15 February 2019

Property

'Valuing Emotions' by Hila Keren in (2018) 53(5) Wake Forest Law Review comments
This Article illuminates an unresolved legal enigma: Why is private law so reluctant to compensate victims for emotional harms while it is fully committed to compensating them for any other type of harm? It proposes a novel analysis of the deeper roots of the problem and a solution. This Article shows that the persistent resistance to compensation in the affective domain comes from a broader legal misunderstanding and mistreatment of emotions. Opponents of compensation are wrong to assume that emotional harms are trivial, easy to fake, or impossible to value. Rather, with the help of scientific and technological progress, it should be clear by now that the devaluation of emotional harms is unjustified, injurious to victims, and toxic to relational norms of behavior. What’s worse, as this Article exposes, is that while the debate has continued without resolution, reality has dramatically changed. Outside of law and under a neoliberal worldview, the value of emotions has been celebrated, making emotions a new type of personal property and an important component of people’s human capital. The Article thus demonstrates that in today’s hypercompetitive world the refusal to compensate for emotional harms is more devastating than ever before. For that reason the Article proposes that it is about time we start valuing emotions – recognizing their importance and compensating those who suffered emotional harms.
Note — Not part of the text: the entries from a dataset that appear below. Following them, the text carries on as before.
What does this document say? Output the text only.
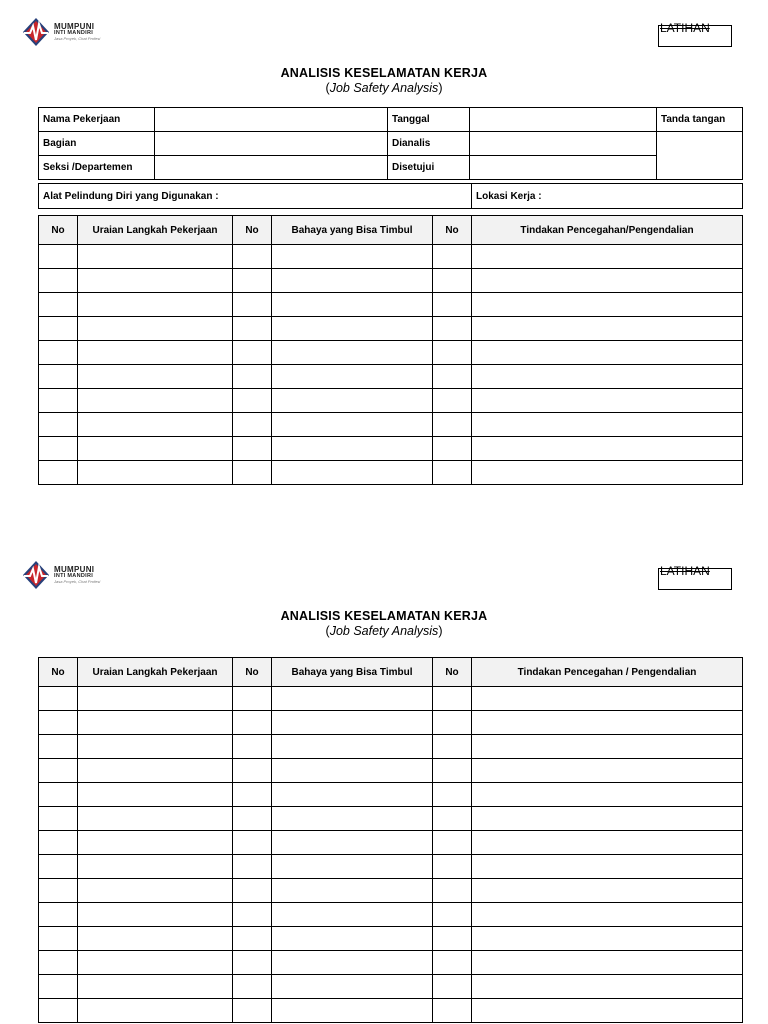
MUMPUNI
INTI MANDIRI
Jasa Proyek, Chat Profesi
LATIHAN
ANALISIS KESELAMATAN KERJA
(Job Safety Analysis)
Nama Pekerjaan		Tanggal		Tanda tangan
Bagian		Dianalis		
Seksi /Departemen		Disetujui		
Alat Pelindung Diri yang Digunakan :	Lokasi Kerja :
No	Uraian Langkah Pekerjaan	No	Bahaya yang Bisa Timbul	No	Tindakan Pencegahan/Pengendalian

MUMPUNI
INTI MANDIRI
Jasa Proyek, Chat Profesi
LATIHAN
ANALISIS KESELAMATAN KERJA
(Job Safety Analysis)
No	Uraian Langkah Pekerjaan	No	Bahaya yang Bisa Timbul	No	Tindakan Pencegahan / Pengendalian
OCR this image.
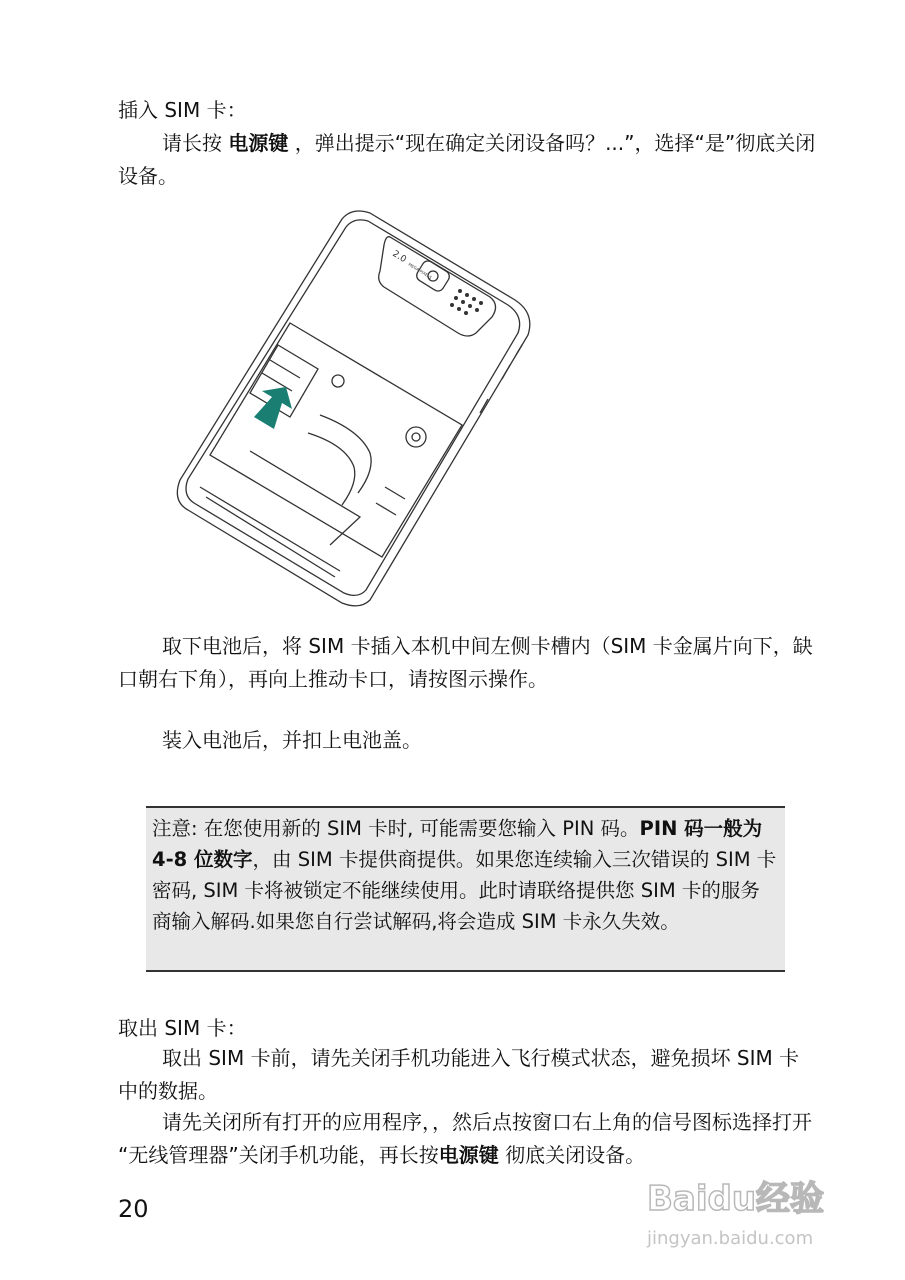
插入 SIM 卡：

请长按 电源键 ，弹出提示“现在确定关闭设备吗？...”，选择“是”彻底关闭设备。

2.0
MEGA PIXELS

取下电池后，将 SIM 卡插入本机中间左侧卡槽内（SIM 卡金属片向下，缺口朝右下角），再向上推动卡口，请按图示操作。

装入电池后，并扣上电池盖。

注意: 在您使用新的 SIM 卡时, 可能需要您输入 PIN 码。PIN 码一般为 4-8 位数字，由 SIM 卡提供商提供。如果您连续输入三次错误的 SIM 卡密码, SIM 卡将被锁定不能继续使用。此时请联络提供您 SIM 卡的服务商输入解码.如果您自行尝试解码,将会造成 SIM 卡永久失效。

取出 SIM 卡：

取出 SIM 卡前，请先关闭手机功能进入飞行模式状态，避免损坏 SIM 卡中的数据。

请先关闭所有打开的应用程序，，然后点按窗口右上角的信号图标选择打开 “无线管理器”关闭手机功能，再长按电源键 彻底关闭设备。

20	Baidu经验
jingyan.baidu.com
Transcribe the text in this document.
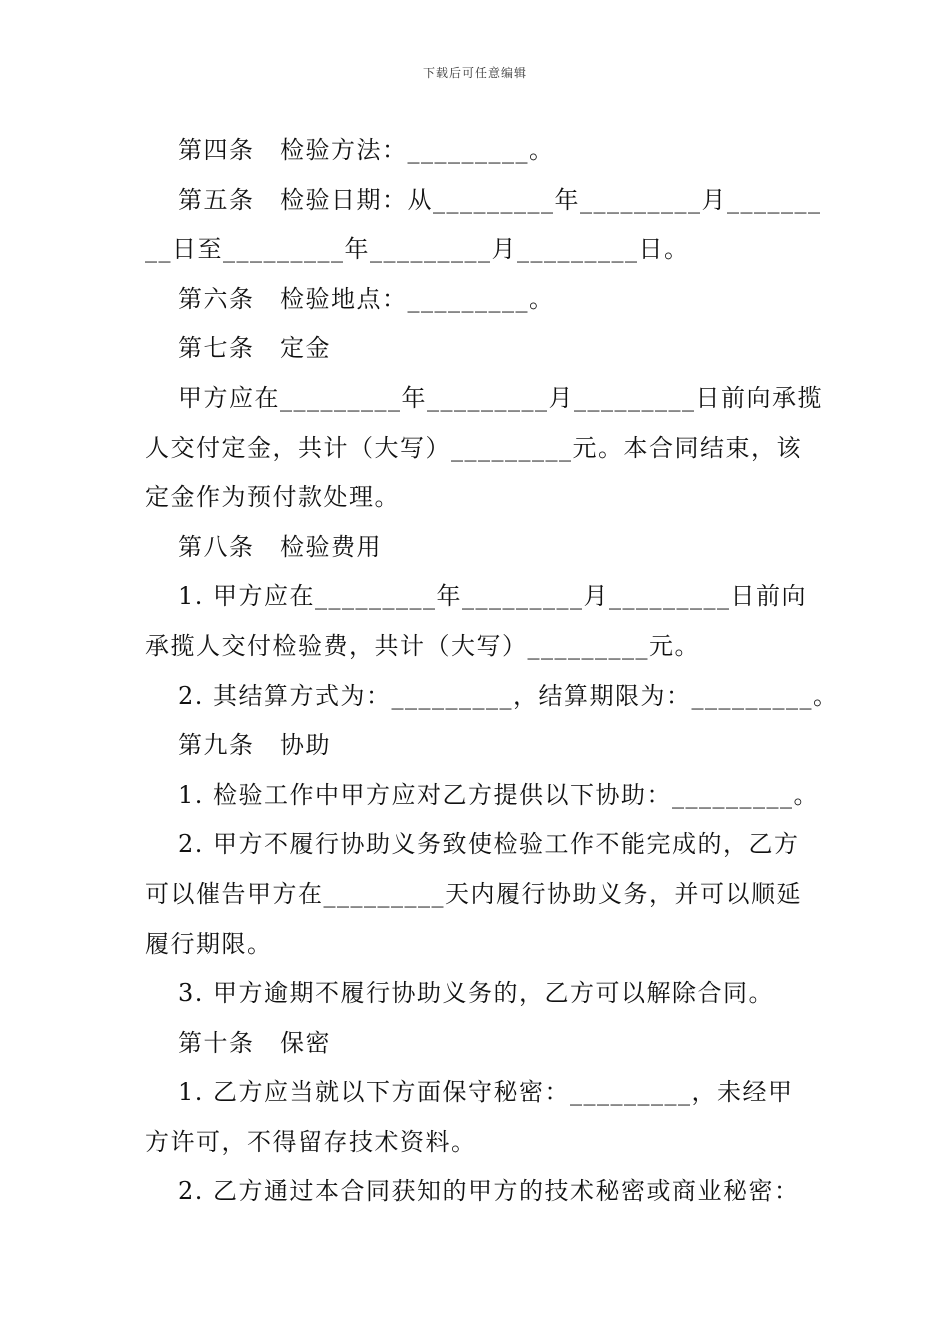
下载后可任意编辑
第四条　检验方法：_________。
第五条　检验日期：从_________年_________月_______
__日至_________年_________月_________日。
第六条　检验地点：_________。
第七条　定金
甲方应在_________年_________月_________日前向承揽
人交付定金，共计（大写）_________元。本合同结束，该
定金作为预付款处理。
第八条　检验费用
1. 甲方应在_________年_________月_________日前向
承揽人交付检验费，共计（大写）_________元。
2. 其结算方式为：_________，结算期限为：_________。
第九条　协助
1. 检验工作中甲方应对乙方提供以下协助：_________。
2. 甲方不履行协助义务致使检验工作不能完成的，乙方
可以催告甲方在_________天内履行协助义务，并可以顺延
履行期限。
3. 甲方逾期不履行协助义务的，乙方可以解除合同。
第十条　保密
1. 乙方应当就以下方面保守秘密：_________，未经甲
方许可，不得留存技术资料。
2. 乙方通过本合同获知的甲方的技术秘密或商业秘密：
The Article then discusses how to shape the necessary reform, mainly by utilizing existing remedial tools to cope with concerns related to verification and measurement – a challenge that is in no way unique to emotional harms and should not continue to prevent appropriate compensation.
'The Street View of Property' by Vanessa Casado Perez in (2019) 70(2) Hastings Law Journal 367-408 comments 
Parking on public streets is scarce. The current allocation system for parking spots based on the rule of capture coupled with low parking fees creates a tragedy of the commons scenario. The misallocation of parking has consequences for commerce, for access to public spaces, and for pollution and congestion. Municipalities have not widely adopted the solution that economists propose to solve this scarcity problem: increase the price. Politics aside, the reluctance of municipalities to do so may be explained by the unique nature of public property as reflected in well-rooted legal and societal constraints. This unique nature helps explain, for example, municipalities’ ban on software applications (apps) allowing occupants of curbside parking to “sell” their spots to would-be occupants in Boston or San Francisco. While the ban may be justified, the unique nature of public property is not incompatible with some well-designed, efficiency-oriented policies, as this Article will put forward. 
This Article distills the legal constraints on curbside parking and any other public property management by drawing on case law regarding parking meters and public resources managed in trust for the public, and decisions by municipalities regarding parking apps and privatization of parking meters. These constraints include, among others, that public property shall not be used to raise revenue, although placing a price on it may pursue other regulatory aims consistent with public use, or that municipalities shall not lose control of the public spaces dedicated to curbside parking. At a normative level, the above constraints provide a framework for assessing policies regarding curbside parking and, by extension the management of any other public property resources. At a positive level, the Article proposes ways to make efficiency compatible with the principles guiding the management of public property. It analyzes whether, and to what extent, the efficiency-oriented policies that would translate into a price increase—variable pricing, tradable property rights, and privatization—clash with those principles constraining the monetization of public property. In addition, the Article concludes by pointing to other situations where its analytical framework could be extended, such as other uses of public streets (for instance, use of public bus stops by shuttle-buses of private companies) or existing practices in connection to public resources (for instance, semi-privatization of beaches).